Stap isi

Local government, the internet & community engagement online

17 August 2009

Putting LGWN09 tweeps on the map

Another string & sticky tape home craft session. See the result. The nice bit is that people can add themselves to the map. Here are the steps taken:

  1. A Google Docs spreadsheet form collects Twitter name, suburb (optional), city/town and country from those attending the conference
  2. When submitted, the form populates a Google spreadsheet
  3. The spreadsheet uses functions to generate latitude, longitude, Twitter URL, Twitter profile image URL and a HTML description for each tweep
  4. The sheet is set to ‘publish to the web’ as a text fileCSV format – with option ticked to ‘automatically republish when changes are made’
  5. A Yahoo! Pipe transforms this data into a GeoRSS feed
  6. The feed gets chucked into Google Maps and you can see which tweeps will be at the conference (and where they’re from)

Those Twitter pics…

… are generated courtesy of the SPIURL web service.
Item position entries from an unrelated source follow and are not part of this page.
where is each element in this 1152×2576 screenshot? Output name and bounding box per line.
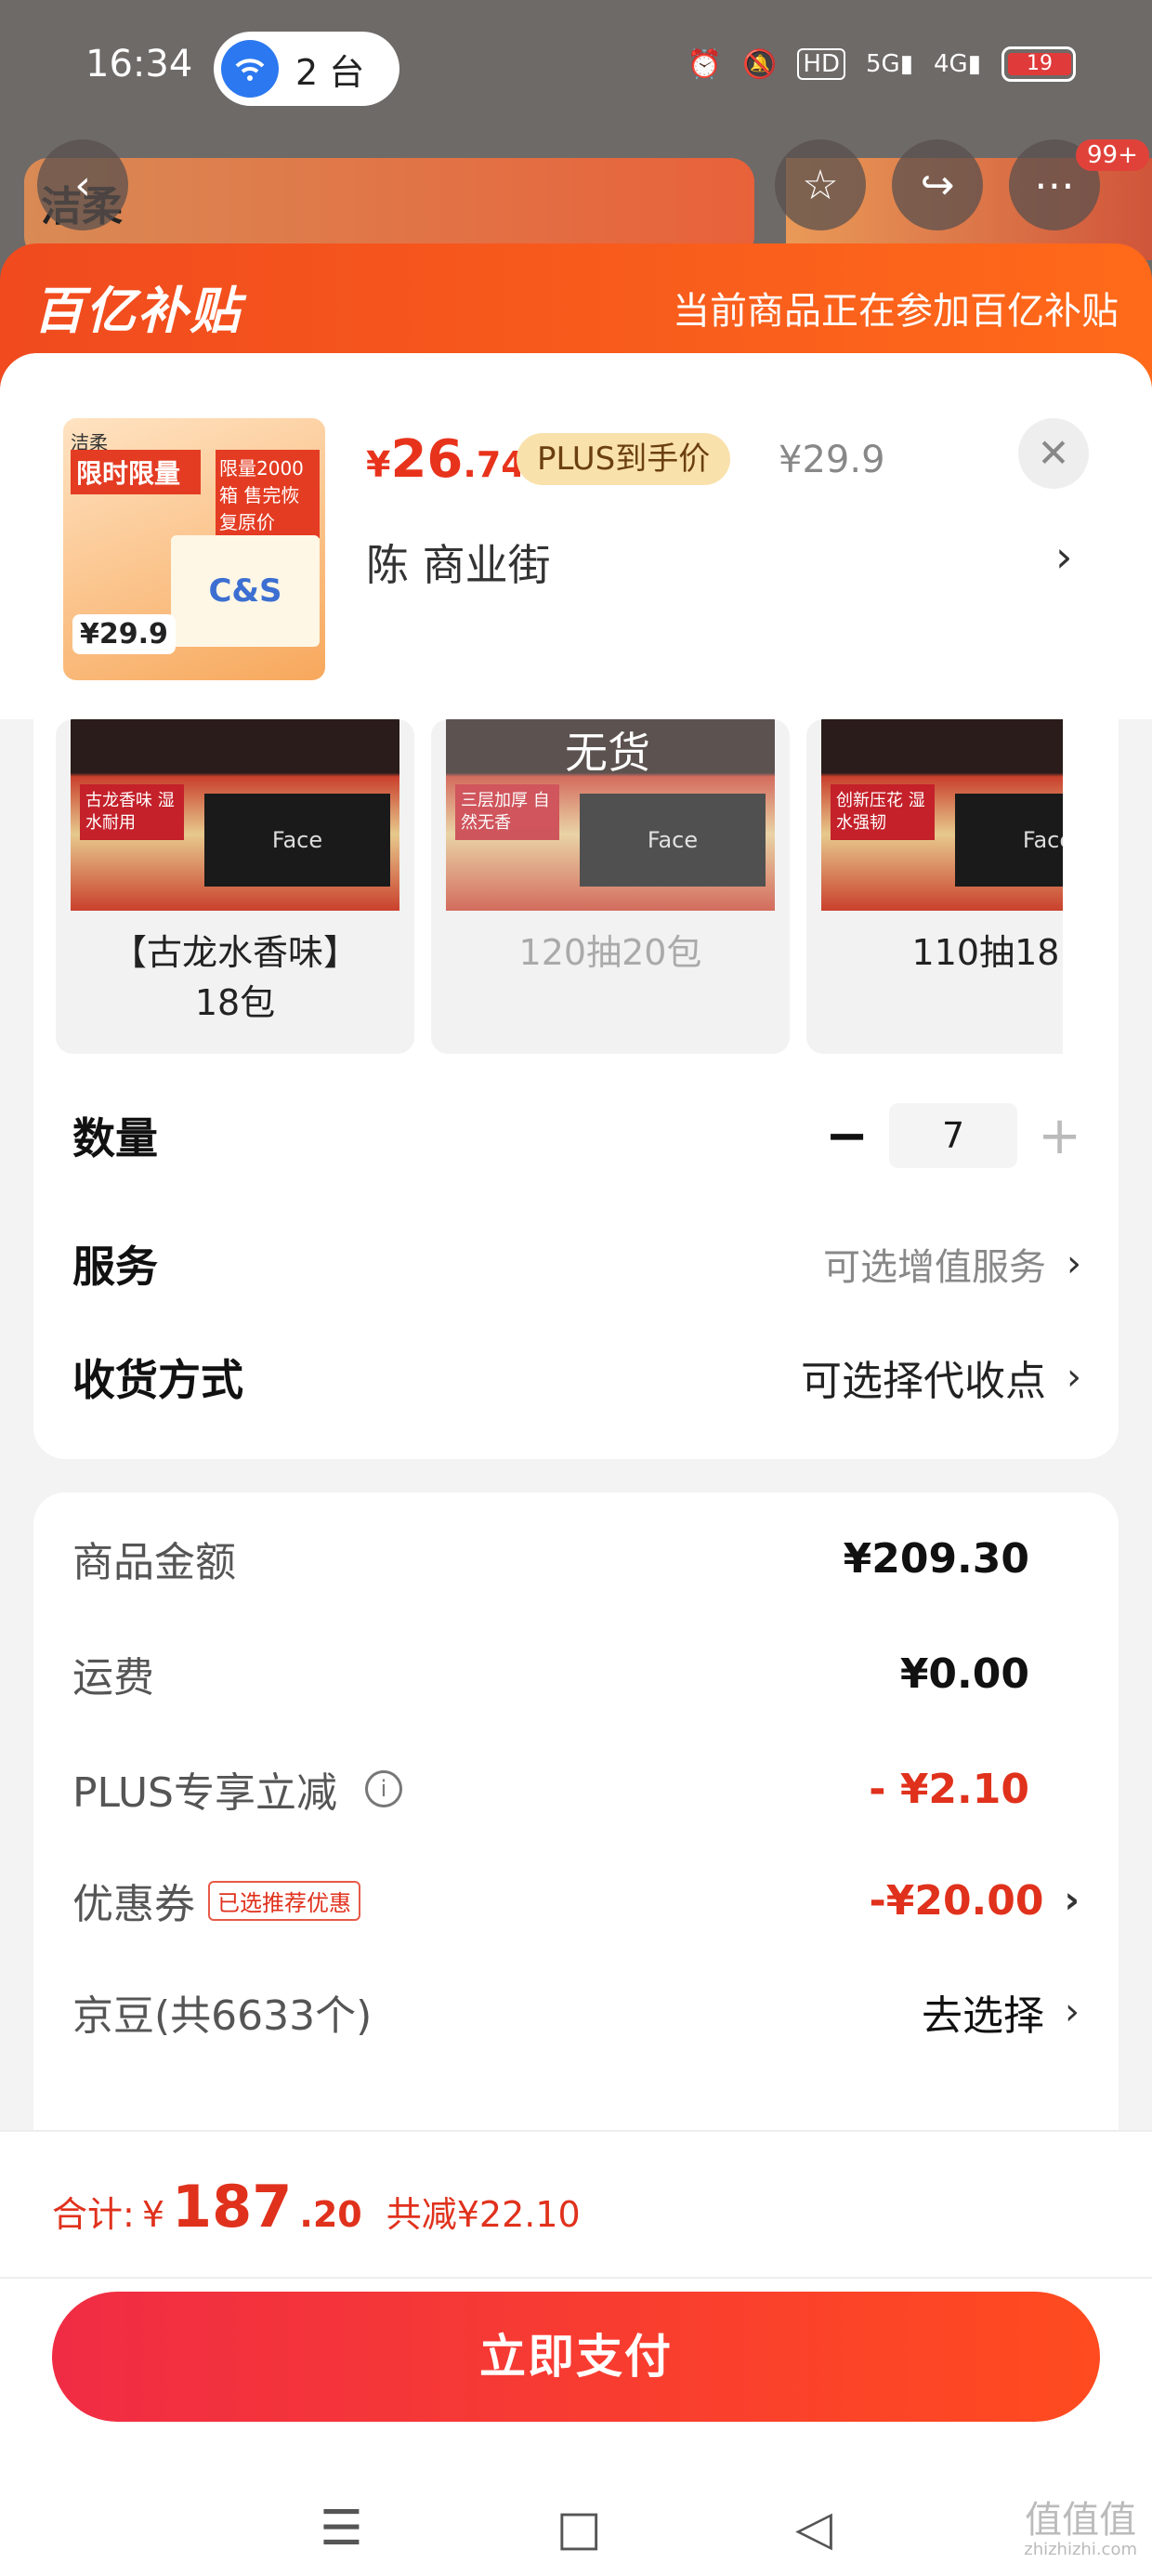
checkout-bar: 合计: ¥187.20 共减¥22.10 立即支付 ☰ □ ◁ (0, 2130, 1152, 2576)
plus-discount-label: PLUS专享立减 (72, 1769, 337, 1817)
subsidy-note: 当前商品正在参加百亿补贴 (673, 290, 1119, 333)
spec-name: 120抽20包 (518, 932, 702, 973)
share-icon[interactable]: ↪ (892, 139, 983, 230)
thumb-box: C&S (171, 535, 320, 647)
thumb-promo: 限时限量 (71, 450, 201, 494)
plus-price-tag: PLUS到手价 (517, 433, 731, 485)
alarm-icon: ⏰ (687, 47, 723, 81)
status-icons: ⏰ 🔕 HD 5G▮ 4G▮ 19 (687, 46, 1076, 82)
spec-option[interactable]: 创新压花 湿水强韧 Face 110抽18 (806, 719, 1063, 1054)
spec-name: 110抽18 (911, 932, 1060, 973)
coupon-row[interactable]: 优惠券 已选推荐优惠 -¥20.00 › (72, 1868, 1080, 1933)
out-of-stock-label: 无货 (565, 728, 650, 778)
order-total: 合计: ¥187.20 共减¥22.10 (52, 2173, 581, 2241)
quantity-input[interactable]: 7 (889, 1103, 1018, 1168)
home-square-icon[interactable]: □ (556, 2501, 602, 2556)
coupon-label: 优惠券 (72, 1881, 195, 1928)
plus-discount-value: - ¥2.10 (869, 1765, 1029, 1813)
favorite-icon[interactable]: ☆ (775, 139, 866, 230)
quantity-row: 数量 − 7 + (72, 1098, 1081, 1173)
hotspot-count: 2 台 (295, 51, 365, 93)
back-triangle-icon[interactable]: ◁ (795, 2501, 832, 2556)
coupon-value: -¥20.00 › (869, 1876, 1080, 1925)
spec-list[interactable]: 古龙香味 湿水耐用 Face 【古龙水香味】 18包 三层加厚 自然无香 Fac… (56, 719, 1063, 1054)
chevron-right-icon: › (1067, 1242, 1081, 1285)
close-button[interactable]: ✕ (1018, 418, 1089, 489)
mute-icon: 🔕 (742, 47, 778, 81)
delivery-label: 收货方式 (72, 1355, 243, 1405)
goods-amount-label: 商品金额 (72, 1539, 236, 1586)
chevron-right-icon: › (1067, 1356, 1081, 1399)
goods-amount-value: ¥209.30 (843, 1534, 1029, 1583)
spec-option[interactable]: 古龙香味 湿水耐用 Face 【古龙水香味】 18包 (56, 719, 414, 1054)
divider (0, 2277, 1152, 2279)
service-label: 服务 (72, 1242, 158, 1292)
jd-beans-value: 去选择 › (922, 1991, 1080, 2040)
address-chevron-icon[interactable]: › (1055, 532, 1072, 582)
shipping-label: 运费 (72, 1654, 154, 1702)
pay-now-button[interactable]: 立即支付 (52, 2292, 1100, 2422)
plus-discount-row: PLUS专享立减 i - ¥2.10 (72, 1756, 1080, 1821)
hd-icon: HD (797, 48, 845, 80)
delivery-row[interactable]: 收货方式 可选择代收点 › (72, 1340, 1081, 1414)
total-saved: 共减¥22.10 (386, 2194, 581, 2235)
cart-badge: 99+ (1076, 139, 1149, 171)
quantity-label: 数量 (72, 1113, 158, 1163)
watermark: 值值值 zhizhizhi.com (1024, 2499, 1137, 2559)
hotspot-pill[interactable]: 2 台 (214, 32, 399, 106)
original-price: ¥29.9 (779, 439, 885, 481)
plus-price: ¥26.74 (366, 429, 526, 490)
info-icon[interactable]: i (365, 1770, 402, 1807)
subsidy-brand: 百亿补贴 (33, 282, 242, 340)
4g-signal-icon: 4G▮ (934, 50, 981, 78)
quantity-plus-button[interactable]: + (1038, 1106, 1081, 1166)
spec-image: 古龙香味 湿水耐用 Face (71, 719, 399, 911)
delivery-value: 可选择代收点 (801, 1358, 1046, 1405)
battery-icon: 19 (1001, 46, 1076, 82)
chevron-right-icon: › (1065, 1991, 1080, 2033)
spec-option[interactable]: 三层加厚 自然无香 Face 无货 120抽20包 (431, 719, 790, 1054)
clock: 16:34 (85, 43, 193, 85)
service-row[interactable]: 服务 可选增值服务 › (72, 1227, 1081, 1301)
goods-amount-row: 商品金额 ¥209.30 (72, 1526, 1080, 1591)
thumb-price: ¥29.9 (72, 614, 176, 654)
jd-beans-label: 京豆(共6633个) (72, 1992, 373, 2040)
menu-icon[interactable]: ☰ (320, 2501, 363, 2556)
chevron-right-icon: › (1064, 1879, 1080, 1922)
spec-name: 【古龙水香味】 18包 (111, 932, 359, 1023)
delivery-address[interactable]: 陈 商业街 (366, 532, 551, 593)
product-thumbnail[interactable]: 洁柔 限时限量 限量2000箱 售完恢复原价 C&S ¥29.9 (63, 418, 325, 680)
coupon-recommended-tag: 已选推荐优惠 (208, 1880, 360, 1921)
jd-beans-row[interactable]: 京豆(共6633个) 去选择 › (72, 1979, 1080, 2044)
5g-signal-icon: 5G▮ (866, 50, 913, 78)
status-bar: 16:34 2 台 ⏰ 🔕 HD 5G▮ 4G▮ 19 (0, 0, 1152, 139)
quantity-minus-button[interactable]: − (825, 1106, 869, 1166)
shipping-value: ¥0.00 (899, 1649, 1029, 1698)
wifi-hotspot-icon (221, 40, 279, 98)
price-breakdown: 商品金额 ¥209.30 运费 ¥0.00 PLUS专享立减 i - ¥2.10… (33, 1492, 1119, 2162)
spec-image: 创新压花 湿水强韧 Face (821, 719, 1063, 911)
thumb-tag: 限量2000箱 售完恢复原价 (216, 450, 320, 538)
back-icon[interactable]: ‹ (37, 139, 128, 230)
service-value: 可选增值服务 (823, 1246, 1046, 1289)
system-nav-bar: ☰ □ ◁ (0, 2479, 1152, 2576)
product-summary: 洁柔 限时限量 限量2000箱 售完恢复原价 C&S ¥29.9 ¥26.74 … (0, 353, 1152, 719)
shipping-row: 运费 ¥0.00 (72, 1641, 1080, 1706)
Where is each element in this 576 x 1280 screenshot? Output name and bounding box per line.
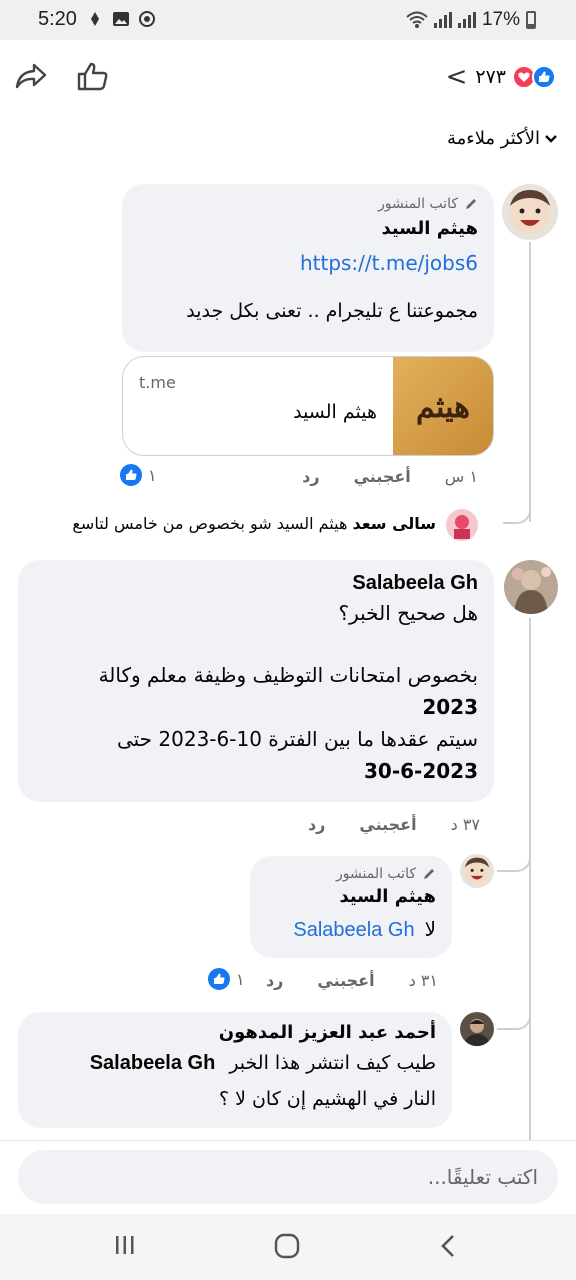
like-reaction-icon xyxy=(120,464,142,486)
link-preview-title: هيثم السيد xyxy=(293,401,377,423)
share-icon[interactable] xyxy=(14,60,48,96)
like-reaction-icon xyxy=(532,65,556,89)
reply-button[interactable]: رد xyxy=(266,971,283,990)
author-badge: كاتب المنشور xyxy=(266,866,436,882)
comment-time: ١ س xyxy=(444,467,478,486)
comment-likes[interactable]: ١ xyxy=(120,464,157,486)
comment-line: النار في الهشيم إن كان لا ؟ xyxy=(218,1088,436,1110)
pencil-icon xyxy=(466,199,476,209)
author-badge-label: كاتب المنشور xyxy=(378,196,458,212)
comment-time: ٣١ د xyxy=(408,971,438,990)
like-button[interactable]: أعجبني xyxy=(317,971,374,990)
link-preview[interactable]: هيثم t.me هيثم السيد xyxy=(122,356,494,456)
avatar[interactable] xyxy=(504,560,558,614)
comment-line: بخصوص امتحانات التوظيف وظيفة معلم وكالة xyxy=(98,663,478,687)
comment-line: طيب كيف انتشر هذا الخبر xyxy=(229,1052,436,1074)
like-icon[interactable] xyxy=(76,60,110,96)
avatar[interactable] xyxy=(460,854,494,888)
like-count: ١ xyxy=(236,969,245,989)
signal-icon xyxy=(433,12,452,28)
notification-app-icon xyxy=(91,12,99,26)
reactions-summary[interactable]: < ٢٧٣ xyxy=(446,62,556,92)
thread-line xyxy=(529,242,531,522)
comment-actions: ٣١ د أعجبني رد xyxy=(266,971,438,990)
comment-actions: ١ س أعجبني رد xyxy=(302,467,478,486)
link-preview-logo-text: هيثم xyxy=(416,389,470,425)
chevron-left-icon: < xyxy=(445,62,468,92)
comment-author[interactable]: هيثم السيد xyxy=(138,218,478,239)
reaction-count: ٢٧٣ xyxy=(475,66,506,88)
battery-icon xyxy=(526,11,536,29)
recent-apps-icon[interactable] xyxy=(114,1234,136,1260)
comment-time: ٣٧ د xyxy=(450,815,480,834)
link-preview-domain: t.me xyxy=(139,373,176,392)
comment-bubble[interactable]: كاتب المنشور هيثم السيد https://t.me/job… xyxy=(122,184,494,352)
comment-input[interactable]: اكتب تعليقًا... xyxy=(18,1150,558,1204)
status-right: 17% xyxy=(406,9,536,31)
sort-dropdown[interactable]: الأكثر ملاءمة xyxy=(447,128,558,149)
comment-text: لا xyxy=(424,917,436,941)
mention-link[interactable]: Salabeela Gh xyxy=(90,1052,216,1075)
comment-author[interactable]: Salabeela Gh xyxy=(34,572,478,595)
comment-likes[interactable]: ١ xyxy=(208,968,245,990)
reply-preview-author: سالى سعد xyxy=(352,514,436,533)
battery-percent: 17% xyxy=(481,9,520,30)
back-icon[interactable] xyxy=(438,1233,458,1263)
thread-line xyxy=(529,618,531,1143)
comment-input-placeholder: اكتب تعليقًا... xyxy=(427,1165,538,1189)
link-preview-image: هيثم xyxy=(393,357,493,455)
comment-bubble[interactable]: أحمد عبد العزيز المدهون طيب كيف انتشر هذ… xyxy=(18,1012,452,1128)
mention-link[interactable]: Salabeela Gh xyxy=(293,919,414,942)
like-button[interactable]: أعجبني xyxy=(359,815,416,834)
thread-connector xyxy=(503,498,531,524)
sort-label: الأكثر ملاءمة xyxy=(446,128,540,149)
comment-line: 2023 xyxy=(422,695,478,719)
comment-line: سيتم عقدها ما بين الفترة 10-6-2023 حتى xyxy=(116,727,478,751)
pencil-icon xyxy=(424,869,434,879)
avatar[interactable] xyxy=(446,509,478,541)
comment-line: 30-6-2023 xyxy=(363,759,478,783)
like-reaction-icon xyxy=(208,968,230,990)
avatar[interactable] xyxy=(460,1012,494,1046)
comment-bubble[interactable]: كاتب المنشور هيثم السيد لا Salabeela Gh xyxy=(250,856,452,958)
comment-link[interactable]: https://t.me/jobs6 xyxy=(138,251,478,275)
status-notification-icons xyxy=(86,10,156,28)
reply-button[interactable]: رد xyxy=(308,815,325,834)
comment-text: مجموعتنا ع تليجرام .. تعنى بكل جديد xyxy=(186,300,478,322)
wifi-icon xyxy=(406,11,428,28)
chevron-down-icon xyxy=(545,134,557,143)
like-count: ١ xyxy=(148,465,157,485)
like-button[interactable]: أعجبني xyxy=(354,467,411,486)
author-badge-label: كاتب المنشور xyxy=(336,866,416,882)
home-icon[interactable] xyxy=(274,1233,300,1263)
reply-preview[interactable]: سالى سعد هيثم السيد شو بخصوص من خامس لتا… xyxy=(72,514,436,533)
comment-author[interactable]: أحمد عبد العزيز المدهون xyxy=(34,1022,436,1043)
reply-preview-text: هيثم السيد شو بخصوص من خامس لتاسع xyxy=(72,514,348,533)
status-time: 5:20 xyxy=(38,8,77,30)
comment-bubble[interactable]: Salabeela Gh هل صحيح الخبر؟ بخصوص امتحان… xyxy=(18,560,494,802)
comment-actions: ٣٧ د أعجبني رد xyxy=(308,815,480,834)
signal-icon-2 xyxy=(457,12,476,28)
comment-body: طيب كيف انتشر هذا الخبر Salabeela Gh xyxy=(34,1047,436,1079)
comment-author[interactable]: هيثم السيد xyxy=(266,886,436,907)
comment-body: لا Salabeela Gh xyxy=(266,913,436,945)
whatsapp-icon xyxy=(139,11,155,27)
avatar[interactable] xyxy=(502,184,558,240)
reply-button[interactable]: رد xyxy=(302,467,319,486)
gallery-icon xyxy=(113,12,129,26)
thread-connector xyxy=(497,848,531,872)
author-badge: كاتب المنشور xyxy=(138,196,478,212)
comment-line: هل صحيح الخبر؟ xyxy=(338,601,479,625)
thread-connector xyxy=(497,1006,531,1030)
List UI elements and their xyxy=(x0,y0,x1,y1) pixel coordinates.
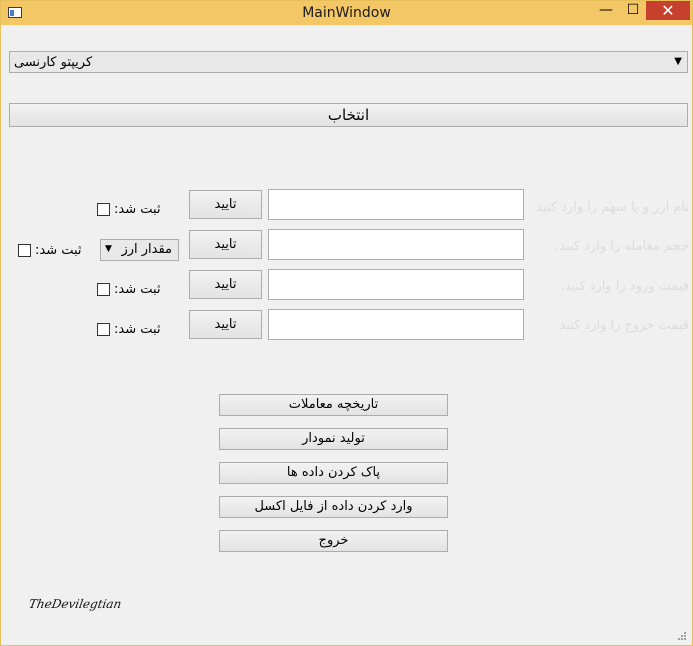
volume-status: ثبت شد: xyxy=(18,243,82,258)
chevron-down-icon: ▼ xyxy=(105,244,112,254)
entry-price-registered-checkbox[interactable] xyxy=(97,283,110,296)
entry-price-status-label: ثبت شد: xyxy=(114,282,161,297)
minimize-icon[interactable]: — xyxy=(593,1,619,20)
window-title: MainWindow xyxy=(302,5,391,21)
symbol-status-label: ثبت شد: xyxy=(114,202,161,217)
import-excel-button[interactable]: وارد کردن داده از فایل اکسل xyxy=(219,496,448,518)
volume-registered-checkbox[interactable] xyxy=(18,244,31,257)
currency-select-value: مقدار ارز xyxy=(121,242,172,257)
confirm-symbol-button[interactable]: تایید xyxy=(189,190,262,219)
crypto-combo-value: کریپتو کارنسی xyxy=(14,55,93,70)
crypto-combo-box[interactable]: کریپتو کارنسی ▼ xyxy=(9,51,688,73)
chevron-down-icon: ▼ xyxy=(674,56,682,67)
resize-grip-icon[interactable] xyxy=(678,632,686,640)
exit-price-status: ثبت شد: xyxy=(97,322,161,337)
trade-history-button[interactable]: تاریخچه معاملات xyxy=(219,394,448,416)
exit-price-input[interactable] xyxy=(268,309,524,340)
entry-price-status: ثبت شد: xyxy=(97,282,161,297)
generate-chart-button[interactable]: تولید نمودار xyxy=(219,428,448,450)
volume-input[interactable] xyxy=(268,229,524,260)
entry-price-input[interactable] xyxy=(268,269,524,300)
confirm-volume-button[interactable]: تایید xyxy=(189,230,262,259)
exit-button[interactable]: خروج xyxy=(219,530,448,552)
exit-price-status-label: ثبت شد: xyxy=(114,322,161,337)
symbol-prompt: نام ارز و یا سهم را وارد کنید. xyxy=(532,200,689,215)
title-bar: MainWindow — ☐ ✕ xyxy=(1,1,692,25)
main-window: MainWindow — ☐ ✕ کریپتو کارنسی ▼ انتخاب … xyxy=(0,0,693,646)
symbol-status: ثبت شد: xyxy=(97,202,161,217)
volume-prompt: حجم معامله را وارد کنید. xyxy=(555,239,689,254)
author-signature: TheDevilegtian xyxy=(27,597,123,611)
volume-status-label: ثبت شد: xyxy=(35,243,82,258)
confirm-exit-price-button[interactable]: تایید xyxy=(189,310,262,339)
select-button[interactable]: انتخاب xyxy=(9,103,688,127)
clear-data-button[interactable]: پاک کردن داده ها xyxy=(219,462,448,484)
entry-price-prompt: قیمت ورود را وارد کنید. xyxy=(560,279,689,294)
symbol-input[interactable] xyxy=(268,189,524,220)
exit-price-registered-checkbox[interactable] xyxy=(97,323,110,336)
symbol-registered-checkbox[interactable] xyxy=(97,203,110,216)
maximize-icon[interactable]: ☐ xyxy=(620,1,646,20)
currency-select[interactable]: مقدار ارز ▼ xyxy=(100,239,179,261)
confirm-entry-price-button[interactable]: تایید xyxy=(189,270,262,299)
exit-price-prompt: قیمت خروج را وارد کنید. xyxy=(555,318,689,333)
close-icon[interactable]: ✕ xyxy=(646,1,690,20)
It provides a static link to Twitter profile images.

Limitations

  1. Locations are being dynamically geocoded via Google and returned to the spreadsheet using the ImportData function (refer to Geocoding by Google Spreadsheets). But you’re restricted to 50 of these functions per sheet – so there’s a hard limit on the number of tweeps that can be added.
  2. More than one tweep may enter “Sydney, Australia” as a location – resulting in multiple markers on the same point, with only one visible and clickable. The sidebar gives access to all tweeps but that’s a consolation prize at best. A random number could probably be added to the tail of each coordinate to push markers slightly apart? Update: truncated the lat/long and added a random number – kinda works but a cluster would be better.
  3. There is no error checking. “WE Believe in Community”!